IATH Fellow Alison Booth is the recipient of a 2013 ACLS Digital Innovation Fellowship for her work on digital prosopography. Her proposal, titled “The Practice and Theory of Digital Prosopography: Collective Biographies of Women and the Biographical Elements and Structure Schema,” is an extension of her Collective Biographies of Women project (CBW). The grant award of $76,068 will be used to add more material to the project and disseminate findings.
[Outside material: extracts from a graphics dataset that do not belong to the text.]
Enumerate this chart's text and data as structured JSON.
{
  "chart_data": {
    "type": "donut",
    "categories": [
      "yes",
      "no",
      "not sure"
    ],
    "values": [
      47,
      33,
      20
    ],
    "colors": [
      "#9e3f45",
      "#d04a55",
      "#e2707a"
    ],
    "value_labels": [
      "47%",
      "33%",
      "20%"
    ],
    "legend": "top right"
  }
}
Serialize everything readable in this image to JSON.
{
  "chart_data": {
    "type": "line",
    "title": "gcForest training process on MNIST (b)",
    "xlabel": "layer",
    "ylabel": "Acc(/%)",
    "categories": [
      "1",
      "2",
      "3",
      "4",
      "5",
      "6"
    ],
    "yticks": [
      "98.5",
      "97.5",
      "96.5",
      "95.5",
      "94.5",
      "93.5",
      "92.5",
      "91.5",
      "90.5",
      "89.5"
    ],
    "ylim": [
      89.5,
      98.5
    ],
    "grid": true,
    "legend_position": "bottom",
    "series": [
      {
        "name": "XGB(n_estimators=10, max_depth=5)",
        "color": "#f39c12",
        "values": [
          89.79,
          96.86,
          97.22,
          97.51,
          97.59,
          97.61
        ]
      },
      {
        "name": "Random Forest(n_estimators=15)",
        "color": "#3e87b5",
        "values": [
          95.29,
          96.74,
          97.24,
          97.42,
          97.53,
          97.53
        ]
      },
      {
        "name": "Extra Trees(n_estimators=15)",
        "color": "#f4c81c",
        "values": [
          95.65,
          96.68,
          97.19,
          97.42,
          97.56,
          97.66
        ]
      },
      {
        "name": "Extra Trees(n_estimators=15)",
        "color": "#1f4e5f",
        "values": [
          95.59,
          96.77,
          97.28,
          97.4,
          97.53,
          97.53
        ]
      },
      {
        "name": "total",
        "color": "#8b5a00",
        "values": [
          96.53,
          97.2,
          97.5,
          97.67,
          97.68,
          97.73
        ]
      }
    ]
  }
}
CBW is an open-access, interdisciplinary digital project centered on an annotated bibliography and database of 1271 collective biographies of women published in the United States and Britain, primarily between 1830 and 1940; these books compile some 13,200 short biographies associated with more than 9700 persons (including male and female biographers). The project began with the Collective Biographies of Women: An Annotated Bibliography, a web site built in collaboration with the UVA Library Scholars' Lab. Her work for the fellowship period will apply narrative theory to nonfiction and will explore large-scale, team interpretation of narrative, thinking about both big data and the intimate techniques of textual editing.
The ACLS Digital Innovation Fellowships are given to digitally based research projects in all disciplines of the humanities and humanities-related social sciences. The program, funded by the Andrew W. Mellon Foundation, supports digital humanistic scholarship in order to encourage a broader understanding of the digital humanities and a more robust infrastructure that can support this type of research.